In a recent case, the cyber cops of the IT capital of India, Bengaluru, decided that for an alleged fraud committed by some citizen, wherein QR code was allegedly used to dupe another person, it deemed it right to surreptitiously freeze the nodal account of a Fintech startup, without informing either the startup or the branch where the account was held. This led to thousands of merchants who were using the fintech startup platform, not get their settlements from this fintech startup, and the fintech startup and the bank branch where it was doing its banking, scratching their heads for five days as to why the payouts to the merchants were being rejected by the bank.
It was a case of massive overreach by cyber cops.

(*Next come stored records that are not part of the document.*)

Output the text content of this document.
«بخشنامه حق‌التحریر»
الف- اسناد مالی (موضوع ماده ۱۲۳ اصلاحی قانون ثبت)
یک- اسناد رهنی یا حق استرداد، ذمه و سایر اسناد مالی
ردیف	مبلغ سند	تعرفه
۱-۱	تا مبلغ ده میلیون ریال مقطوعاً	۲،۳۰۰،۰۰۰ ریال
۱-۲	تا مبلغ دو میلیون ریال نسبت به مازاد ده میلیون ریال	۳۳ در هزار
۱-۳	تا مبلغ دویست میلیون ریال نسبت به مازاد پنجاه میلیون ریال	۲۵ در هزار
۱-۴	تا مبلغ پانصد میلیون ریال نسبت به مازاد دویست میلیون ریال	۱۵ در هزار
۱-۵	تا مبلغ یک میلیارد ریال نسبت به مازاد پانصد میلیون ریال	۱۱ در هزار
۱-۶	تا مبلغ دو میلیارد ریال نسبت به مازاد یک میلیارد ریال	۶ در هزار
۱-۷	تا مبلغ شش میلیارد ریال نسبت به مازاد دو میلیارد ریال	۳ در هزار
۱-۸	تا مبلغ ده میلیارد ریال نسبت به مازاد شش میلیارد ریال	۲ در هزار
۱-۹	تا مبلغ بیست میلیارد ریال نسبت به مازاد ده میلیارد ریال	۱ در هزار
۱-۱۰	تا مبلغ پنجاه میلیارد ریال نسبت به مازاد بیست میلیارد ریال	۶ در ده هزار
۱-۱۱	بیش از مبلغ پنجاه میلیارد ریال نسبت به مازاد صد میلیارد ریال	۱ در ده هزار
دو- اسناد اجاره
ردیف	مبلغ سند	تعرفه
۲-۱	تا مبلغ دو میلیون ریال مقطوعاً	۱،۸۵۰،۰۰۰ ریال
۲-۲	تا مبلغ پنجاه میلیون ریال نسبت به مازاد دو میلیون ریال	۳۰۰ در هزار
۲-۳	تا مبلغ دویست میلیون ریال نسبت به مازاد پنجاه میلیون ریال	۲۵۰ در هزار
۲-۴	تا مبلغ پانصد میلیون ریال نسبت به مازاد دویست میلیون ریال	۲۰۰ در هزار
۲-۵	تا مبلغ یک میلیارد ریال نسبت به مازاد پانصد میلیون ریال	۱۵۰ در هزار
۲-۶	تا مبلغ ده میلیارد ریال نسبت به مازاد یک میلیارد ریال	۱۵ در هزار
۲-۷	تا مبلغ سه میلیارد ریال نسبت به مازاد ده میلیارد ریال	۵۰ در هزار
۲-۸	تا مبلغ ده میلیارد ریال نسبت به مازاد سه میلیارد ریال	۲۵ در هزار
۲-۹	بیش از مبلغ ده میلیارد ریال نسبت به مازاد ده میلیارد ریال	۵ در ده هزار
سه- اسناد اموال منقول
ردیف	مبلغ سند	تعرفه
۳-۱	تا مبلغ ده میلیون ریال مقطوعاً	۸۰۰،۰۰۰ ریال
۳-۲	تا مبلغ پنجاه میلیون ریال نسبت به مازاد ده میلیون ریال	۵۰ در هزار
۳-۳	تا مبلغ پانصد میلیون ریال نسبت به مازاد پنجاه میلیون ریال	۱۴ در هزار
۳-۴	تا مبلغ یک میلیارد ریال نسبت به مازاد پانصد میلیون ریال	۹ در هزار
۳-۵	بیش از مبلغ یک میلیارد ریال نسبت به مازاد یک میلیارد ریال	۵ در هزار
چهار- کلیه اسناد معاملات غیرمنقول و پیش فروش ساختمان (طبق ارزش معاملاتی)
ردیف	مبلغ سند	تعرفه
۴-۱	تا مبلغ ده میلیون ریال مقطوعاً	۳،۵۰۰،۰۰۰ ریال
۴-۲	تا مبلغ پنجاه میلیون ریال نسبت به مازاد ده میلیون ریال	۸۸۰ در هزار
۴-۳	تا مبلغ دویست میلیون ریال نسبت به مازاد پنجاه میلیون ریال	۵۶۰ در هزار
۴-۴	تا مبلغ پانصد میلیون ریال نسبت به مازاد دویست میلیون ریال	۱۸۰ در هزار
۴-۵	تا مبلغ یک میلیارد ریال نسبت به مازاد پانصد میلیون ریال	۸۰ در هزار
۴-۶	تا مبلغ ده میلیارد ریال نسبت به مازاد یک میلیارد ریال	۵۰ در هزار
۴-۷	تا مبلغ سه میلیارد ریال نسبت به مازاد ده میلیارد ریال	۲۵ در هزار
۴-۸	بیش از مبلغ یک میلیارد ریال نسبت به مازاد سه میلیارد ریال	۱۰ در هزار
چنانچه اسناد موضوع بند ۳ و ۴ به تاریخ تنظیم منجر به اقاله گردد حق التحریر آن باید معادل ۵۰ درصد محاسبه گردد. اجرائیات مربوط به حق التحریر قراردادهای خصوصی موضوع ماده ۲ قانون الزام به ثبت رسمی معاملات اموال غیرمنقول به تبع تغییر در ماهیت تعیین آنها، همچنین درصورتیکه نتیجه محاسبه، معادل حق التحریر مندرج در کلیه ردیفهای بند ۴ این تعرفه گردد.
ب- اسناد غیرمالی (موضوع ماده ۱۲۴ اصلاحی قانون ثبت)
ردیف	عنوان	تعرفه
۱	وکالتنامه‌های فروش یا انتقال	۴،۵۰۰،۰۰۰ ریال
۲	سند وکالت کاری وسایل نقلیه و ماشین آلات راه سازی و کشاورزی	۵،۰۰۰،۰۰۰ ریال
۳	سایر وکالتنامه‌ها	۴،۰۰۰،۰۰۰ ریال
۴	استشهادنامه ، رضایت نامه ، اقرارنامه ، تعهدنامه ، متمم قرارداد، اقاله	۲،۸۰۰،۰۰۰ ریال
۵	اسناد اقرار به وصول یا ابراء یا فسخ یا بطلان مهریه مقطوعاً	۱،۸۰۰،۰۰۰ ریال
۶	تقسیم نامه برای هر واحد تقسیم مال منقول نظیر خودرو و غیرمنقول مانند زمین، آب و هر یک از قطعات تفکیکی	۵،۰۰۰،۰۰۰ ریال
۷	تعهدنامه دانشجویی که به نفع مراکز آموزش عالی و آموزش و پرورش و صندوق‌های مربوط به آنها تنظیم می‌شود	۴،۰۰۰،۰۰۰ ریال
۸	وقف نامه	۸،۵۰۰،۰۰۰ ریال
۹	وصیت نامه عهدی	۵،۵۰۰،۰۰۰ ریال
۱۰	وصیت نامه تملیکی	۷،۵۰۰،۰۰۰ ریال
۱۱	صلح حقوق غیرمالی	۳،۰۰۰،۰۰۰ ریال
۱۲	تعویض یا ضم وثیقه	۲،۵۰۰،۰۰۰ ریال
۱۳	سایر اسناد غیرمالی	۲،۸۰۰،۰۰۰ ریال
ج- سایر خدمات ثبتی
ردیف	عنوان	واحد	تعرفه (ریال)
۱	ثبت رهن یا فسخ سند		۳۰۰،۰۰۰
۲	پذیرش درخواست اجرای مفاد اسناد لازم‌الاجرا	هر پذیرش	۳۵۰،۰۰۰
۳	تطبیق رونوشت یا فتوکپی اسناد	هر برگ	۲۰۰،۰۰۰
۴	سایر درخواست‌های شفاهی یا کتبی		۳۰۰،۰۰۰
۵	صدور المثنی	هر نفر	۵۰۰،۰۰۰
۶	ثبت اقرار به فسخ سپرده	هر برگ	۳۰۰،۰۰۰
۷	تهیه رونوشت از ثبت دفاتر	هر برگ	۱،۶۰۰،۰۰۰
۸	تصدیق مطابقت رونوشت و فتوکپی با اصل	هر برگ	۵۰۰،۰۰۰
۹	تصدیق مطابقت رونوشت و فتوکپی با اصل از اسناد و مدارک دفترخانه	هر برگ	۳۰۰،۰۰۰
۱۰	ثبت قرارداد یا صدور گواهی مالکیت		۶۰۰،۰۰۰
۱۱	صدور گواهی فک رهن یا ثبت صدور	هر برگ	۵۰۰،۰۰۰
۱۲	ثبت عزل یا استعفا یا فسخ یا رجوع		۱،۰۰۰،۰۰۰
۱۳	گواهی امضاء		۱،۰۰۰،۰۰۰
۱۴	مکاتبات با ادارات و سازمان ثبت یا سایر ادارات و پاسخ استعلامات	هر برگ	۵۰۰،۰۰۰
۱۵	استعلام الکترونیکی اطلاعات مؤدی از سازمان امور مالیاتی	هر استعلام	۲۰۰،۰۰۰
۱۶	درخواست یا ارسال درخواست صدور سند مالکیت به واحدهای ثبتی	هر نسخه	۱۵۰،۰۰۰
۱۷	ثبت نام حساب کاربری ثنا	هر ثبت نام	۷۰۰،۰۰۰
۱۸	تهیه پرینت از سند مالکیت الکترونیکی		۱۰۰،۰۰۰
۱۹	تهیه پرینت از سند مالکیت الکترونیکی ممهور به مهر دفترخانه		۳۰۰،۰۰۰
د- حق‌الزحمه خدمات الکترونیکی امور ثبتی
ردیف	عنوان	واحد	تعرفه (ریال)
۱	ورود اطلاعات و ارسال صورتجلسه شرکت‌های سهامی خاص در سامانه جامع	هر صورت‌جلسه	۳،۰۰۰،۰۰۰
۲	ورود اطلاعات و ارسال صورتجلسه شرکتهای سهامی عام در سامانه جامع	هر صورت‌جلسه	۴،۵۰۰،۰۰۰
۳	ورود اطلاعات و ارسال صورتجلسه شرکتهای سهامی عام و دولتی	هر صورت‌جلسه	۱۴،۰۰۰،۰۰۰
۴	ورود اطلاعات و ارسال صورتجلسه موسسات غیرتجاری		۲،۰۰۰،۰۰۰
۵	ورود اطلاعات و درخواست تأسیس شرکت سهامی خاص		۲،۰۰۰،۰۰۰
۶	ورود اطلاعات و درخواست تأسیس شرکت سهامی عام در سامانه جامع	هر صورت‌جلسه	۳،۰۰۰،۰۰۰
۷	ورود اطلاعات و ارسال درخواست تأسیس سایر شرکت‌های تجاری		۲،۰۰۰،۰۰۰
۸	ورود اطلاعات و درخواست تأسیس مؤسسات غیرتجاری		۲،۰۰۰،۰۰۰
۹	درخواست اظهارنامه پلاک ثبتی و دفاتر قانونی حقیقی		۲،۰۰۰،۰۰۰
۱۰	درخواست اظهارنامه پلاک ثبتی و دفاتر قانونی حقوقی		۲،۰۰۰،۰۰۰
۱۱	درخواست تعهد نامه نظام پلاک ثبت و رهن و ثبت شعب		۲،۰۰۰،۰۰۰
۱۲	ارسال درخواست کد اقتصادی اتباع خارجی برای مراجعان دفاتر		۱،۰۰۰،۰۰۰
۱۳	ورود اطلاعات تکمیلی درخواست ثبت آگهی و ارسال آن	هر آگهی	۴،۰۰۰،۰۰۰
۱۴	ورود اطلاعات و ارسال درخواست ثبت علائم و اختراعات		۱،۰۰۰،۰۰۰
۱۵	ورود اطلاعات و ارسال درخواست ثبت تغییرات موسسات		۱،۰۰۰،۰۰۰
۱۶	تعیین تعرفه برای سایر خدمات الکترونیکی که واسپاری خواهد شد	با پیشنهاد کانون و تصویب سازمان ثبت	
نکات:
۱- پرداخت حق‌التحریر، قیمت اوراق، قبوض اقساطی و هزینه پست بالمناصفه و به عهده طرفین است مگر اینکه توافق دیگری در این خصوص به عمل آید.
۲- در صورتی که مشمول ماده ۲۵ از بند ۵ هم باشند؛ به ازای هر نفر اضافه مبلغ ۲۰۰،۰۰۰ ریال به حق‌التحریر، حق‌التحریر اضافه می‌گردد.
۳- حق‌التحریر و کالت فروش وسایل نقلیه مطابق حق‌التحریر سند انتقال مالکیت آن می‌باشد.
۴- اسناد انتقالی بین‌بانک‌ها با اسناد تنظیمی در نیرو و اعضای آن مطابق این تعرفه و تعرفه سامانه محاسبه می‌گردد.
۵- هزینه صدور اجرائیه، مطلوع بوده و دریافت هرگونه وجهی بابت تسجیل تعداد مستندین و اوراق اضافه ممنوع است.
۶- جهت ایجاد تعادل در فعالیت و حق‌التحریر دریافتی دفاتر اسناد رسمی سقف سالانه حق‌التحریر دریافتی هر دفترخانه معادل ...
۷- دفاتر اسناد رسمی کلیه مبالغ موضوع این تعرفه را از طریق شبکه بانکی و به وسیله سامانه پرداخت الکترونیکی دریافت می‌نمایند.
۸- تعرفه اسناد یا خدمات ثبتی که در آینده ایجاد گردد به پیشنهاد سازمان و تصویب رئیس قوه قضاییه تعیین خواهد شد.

What was the outcome? Thousands of merchants that the fintech startup served, dropped off the platform, as they did not get their payouts in time. The merchants, who recycle their payments to fund their operations of the next day, got badly impacted. The money burnt by the startup to acquire the merchants, also went down the drain as the merchants left the platform. The valuation of the startup tanked. Overall, there was value destruction in the economy. People lost their livelihood.
Did this happen because of any fault of the startup which merely operated as an intermediary? The answer is a resounding no. After navigating through all the regulatory hoops thrown at a fintech startup, and after navigating through all the compliances of the government, a startup burns very considerable entrepreneurial energy and capital into setting up a platform that provides value to the economy. If someone uses its services to commit fraud, should the platform be frozen (and consequently burnt down)? Is it the fault of the platform that some citizen allowed himself or herself to be defrauded by scanning a QR code and willingly make a payment? It is akin to saying that Paytm should be blocked because of conmen using its QR codes to defraud other gullible people. Or that RBI should be frozen as conmen have used money printed by RBI to defraud other people.
A fintech is an intermediary, and like all intermediaries, it should be provided with safe-harbor through regulation so that trigger-happy ill-trained rookie cybercops do not smash through such platforms and burn them down in their misplaced sense of doing their duty. By the time the cyber-cell rectifies their misstep, it is too late, and the damage is done. Will they be able to provide financial compensation to such fintech startups and their investors for the millions of dollars worth of damage?
What is even more infuriating is that a nodal account (and for that matter all bank accounts) has undergone a process of KYC (Know Your Customer) by which the details of the owner of the bank account are well known. All that a cybercop investigating a cybercrime has to do, is ask the banks for the details of the owner of the nodal account and pose the right questions to the owner of the bank account. It is absolutely difficult to understand the logic that by freezing all debits to the account and watching who will use the account to withdraw the amount, they can catch the wrongdoer. This is not a scenario of a predator waiting at a watering hole in a jungle to catch prey. All information of the account holder is available. One has to seek that and reach out to the account owner. How could the cybercops not do that and pass specific instructions to the bank to freeze the account without informing the owner of the account or informing even the relevant bank branch officials?
Cyber officers are poorly trained in understanding cybercrime and the world of finance, albeit one still wonders if common sense also needs to be part of training. If we want a thriving fintech ecosystem in the country, we need to urgently increase the quality of our cyber-cell infrastructure and improve the training of men and women who run the cells. As cybercrimes go up, increasingly the victims are not getting any relief, the bystanders such as the fintech companies are getting hit, and the perpetrators are going scot-free. This state of affairs needs to change urgently.
And most importantly, the fledgling fintech startups need to be given safe-harbour protection from arbitrary action by cyber cops.